Digging Deeper: Further Study Analysis Underway
Dr. Plutzky’s work with SELECT study data is not complete. One of the essential questions he is next exploring is whether the improved cardiovascular outcomes seen with semaglutide are strictly due to weight loss or to other mechanisms of the drug. He is also deeply involved in ongoing analysis of study data to identify parameters, including changes in individual biomarkers, that better predict risk and response to therapy.
“We’re also interested in looking at the relationship between the weight lost, other parameters, and cardiovascular risk,” he says. “Was there a difference among the different reasons why a patient qualified for entry into SELECT? What were the effects on specific cardiovascular outcomes?”

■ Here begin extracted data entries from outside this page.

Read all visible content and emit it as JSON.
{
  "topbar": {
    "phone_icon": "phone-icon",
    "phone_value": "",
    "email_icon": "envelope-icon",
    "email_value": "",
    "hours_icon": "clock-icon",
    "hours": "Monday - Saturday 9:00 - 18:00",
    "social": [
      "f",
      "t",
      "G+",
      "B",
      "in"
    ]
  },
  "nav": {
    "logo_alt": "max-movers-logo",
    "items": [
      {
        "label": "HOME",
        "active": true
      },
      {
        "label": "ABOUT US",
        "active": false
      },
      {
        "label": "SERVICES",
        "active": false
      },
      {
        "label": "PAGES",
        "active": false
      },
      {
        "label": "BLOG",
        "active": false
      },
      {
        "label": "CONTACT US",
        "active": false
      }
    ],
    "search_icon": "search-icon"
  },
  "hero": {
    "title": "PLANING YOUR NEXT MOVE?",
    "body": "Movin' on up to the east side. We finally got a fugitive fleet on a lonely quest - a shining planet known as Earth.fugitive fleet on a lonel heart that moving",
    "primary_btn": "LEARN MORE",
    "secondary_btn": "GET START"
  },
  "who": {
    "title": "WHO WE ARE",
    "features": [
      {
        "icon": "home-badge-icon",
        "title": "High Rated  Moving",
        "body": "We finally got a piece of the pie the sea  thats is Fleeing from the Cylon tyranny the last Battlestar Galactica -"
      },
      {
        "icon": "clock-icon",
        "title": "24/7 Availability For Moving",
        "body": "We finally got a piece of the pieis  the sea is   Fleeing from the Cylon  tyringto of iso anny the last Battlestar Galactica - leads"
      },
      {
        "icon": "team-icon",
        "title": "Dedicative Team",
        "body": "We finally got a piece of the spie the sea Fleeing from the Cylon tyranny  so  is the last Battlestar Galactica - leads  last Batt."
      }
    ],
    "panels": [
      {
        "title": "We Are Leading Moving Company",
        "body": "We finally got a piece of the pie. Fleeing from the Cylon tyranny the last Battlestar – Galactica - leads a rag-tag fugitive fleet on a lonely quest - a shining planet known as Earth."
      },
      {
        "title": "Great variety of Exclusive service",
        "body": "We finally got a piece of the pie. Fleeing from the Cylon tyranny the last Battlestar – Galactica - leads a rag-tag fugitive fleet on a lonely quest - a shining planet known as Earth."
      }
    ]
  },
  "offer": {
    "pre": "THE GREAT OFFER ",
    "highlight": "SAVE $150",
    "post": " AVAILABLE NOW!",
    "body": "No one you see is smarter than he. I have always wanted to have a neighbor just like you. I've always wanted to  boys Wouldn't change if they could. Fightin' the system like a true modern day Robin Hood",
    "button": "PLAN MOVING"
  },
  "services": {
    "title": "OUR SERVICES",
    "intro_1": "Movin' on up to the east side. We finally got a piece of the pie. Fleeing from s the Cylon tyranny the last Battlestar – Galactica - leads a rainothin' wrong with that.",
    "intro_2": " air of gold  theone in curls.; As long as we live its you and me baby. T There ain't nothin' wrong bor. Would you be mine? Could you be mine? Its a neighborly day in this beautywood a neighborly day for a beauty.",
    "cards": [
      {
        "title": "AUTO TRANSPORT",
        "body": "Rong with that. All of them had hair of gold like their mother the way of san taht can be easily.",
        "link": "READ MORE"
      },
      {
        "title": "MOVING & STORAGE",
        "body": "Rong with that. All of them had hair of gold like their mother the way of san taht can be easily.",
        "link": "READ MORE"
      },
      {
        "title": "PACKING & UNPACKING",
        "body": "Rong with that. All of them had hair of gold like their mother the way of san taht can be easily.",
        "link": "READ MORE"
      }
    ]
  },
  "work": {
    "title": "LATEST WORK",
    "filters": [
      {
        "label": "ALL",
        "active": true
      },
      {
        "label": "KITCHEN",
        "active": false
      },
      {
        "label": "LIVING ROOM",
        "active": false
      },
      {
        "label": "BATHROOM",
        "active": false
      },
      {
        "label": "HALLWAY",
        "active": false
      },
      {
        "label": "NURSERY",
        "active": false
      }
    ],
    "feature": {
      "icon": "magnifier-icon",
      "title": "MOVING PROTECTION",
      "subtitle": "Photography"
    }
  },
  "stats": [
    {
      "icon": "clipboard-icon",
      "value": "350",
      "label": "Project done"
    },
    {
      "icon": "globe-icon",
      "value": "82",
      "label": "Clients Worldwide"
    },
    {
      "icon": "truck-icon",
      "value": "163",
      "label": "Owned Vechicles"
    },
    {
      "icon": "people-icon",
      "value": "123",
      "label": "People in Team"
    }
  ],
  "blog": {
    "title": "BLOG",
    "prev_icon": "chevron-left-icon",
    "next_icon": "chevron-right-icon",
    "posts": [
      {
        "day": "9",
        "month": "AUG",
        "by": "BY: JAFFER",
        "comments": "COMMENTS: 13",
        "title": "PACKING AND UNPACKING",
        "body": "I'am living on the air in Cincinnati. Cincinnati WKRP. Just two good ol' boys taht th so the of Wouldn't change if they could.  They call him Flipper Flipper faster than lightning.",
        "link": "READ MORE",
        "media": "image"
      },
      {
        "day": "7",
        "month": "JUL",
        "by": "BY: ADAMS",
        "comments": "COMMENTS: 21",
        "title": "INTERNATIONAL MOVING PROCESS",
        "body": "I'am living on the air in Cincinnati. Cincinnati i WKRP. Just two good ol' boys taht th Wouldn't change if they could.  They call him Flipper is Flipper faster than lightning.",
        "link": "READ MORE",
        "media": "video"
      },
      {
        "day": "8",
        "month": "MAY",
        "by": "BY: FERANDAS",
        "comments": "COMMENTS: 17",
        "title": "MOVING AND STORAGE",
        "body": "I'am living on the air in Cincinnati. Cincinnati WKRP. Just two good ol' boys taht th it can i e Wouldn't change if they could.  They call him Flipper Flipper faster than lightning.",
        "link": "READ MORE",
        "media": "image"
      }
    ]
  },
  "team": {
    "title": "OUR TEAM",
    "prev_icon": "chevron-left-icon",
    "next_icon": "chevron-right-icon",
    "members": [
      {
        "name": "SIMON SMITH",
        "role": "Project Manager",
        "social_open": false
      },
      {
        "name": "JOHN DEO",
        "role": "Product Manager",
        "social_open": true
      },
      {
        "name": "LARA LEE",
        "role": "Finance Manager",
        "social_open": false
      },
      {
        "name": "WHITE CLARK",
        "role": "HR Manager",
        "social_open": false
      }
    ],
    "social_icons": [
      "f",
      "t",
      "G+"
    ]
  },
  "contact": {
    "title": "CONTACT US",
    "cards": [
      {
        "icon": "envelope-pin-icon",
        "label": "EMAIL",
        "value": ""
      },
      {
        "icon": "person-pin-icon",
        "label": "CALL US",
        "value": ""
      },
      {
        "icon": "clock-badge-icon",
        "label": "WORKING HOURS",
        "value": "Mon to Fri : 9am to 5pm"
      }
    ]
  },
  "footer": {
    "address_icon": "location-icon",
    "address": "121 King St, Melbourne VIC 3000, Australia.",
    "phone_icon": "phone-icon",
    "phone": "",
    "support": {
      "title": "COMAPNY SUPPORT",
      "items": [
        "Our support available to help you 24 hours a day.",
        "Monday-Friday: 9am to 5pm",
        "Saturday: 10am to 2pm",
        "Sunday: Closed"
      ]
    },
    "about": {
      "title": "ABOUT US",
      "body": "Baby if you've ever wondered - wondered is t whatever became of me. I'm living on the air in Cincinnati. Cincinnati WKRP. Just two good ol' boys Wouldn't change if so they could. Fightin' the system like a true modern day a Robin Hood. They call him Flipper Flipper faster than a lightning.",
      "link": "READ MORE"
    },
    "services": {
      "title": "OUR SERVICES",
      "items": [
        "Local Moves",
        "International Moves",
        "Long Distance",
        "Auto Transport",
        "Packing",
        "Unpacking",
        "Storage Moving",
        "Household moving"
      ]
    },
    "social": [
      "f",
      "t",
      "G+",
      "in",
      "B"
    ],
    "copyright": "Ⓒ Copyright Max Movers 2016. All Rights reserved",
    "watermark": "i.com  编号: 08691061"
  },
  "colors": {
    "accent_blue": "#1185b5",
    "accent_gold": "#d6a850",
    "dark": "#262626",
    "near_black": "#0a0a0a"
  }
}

As Dr. Plutzky continues to investigate more nuanced advantages of semaglutide, he encourages cardiologists and their patients to consider its benefits on heart health as well as the support this provides for the potential benefits of losing weight in general.
He also envisions expanding interest among cardiologists and internists in using semaglutide, which previously had been considered more of a diabetes drug. This interest may also extend to other medical specialties, given the impact obesity has on so many different disorders. As a result of SELECT, semaglutide is no longer just a “diabetes” drug or an “obesity” drug; it is now a drug that improves outcomes for which a variety of clinicians are responsible.
Brigham Leads in Big Picture and Boots on the Ground
The Brigham’s leadership through all phases of the SELECT study and previous studies of semaglutide—from big-picture conceptualization to boots-on-the-ground trial execution—is a testament to its focus on advancing science to better treat patients, Dr. Plutzky notes.
“Our rich tradition of excellence in clinical trials and the evidence they produce has changed the way patients are treated here at the Brigham and around the world,” he says. “We are honored to play a key role in improving patient outcomes for a growing health problem and look forward to driving future phases of research.”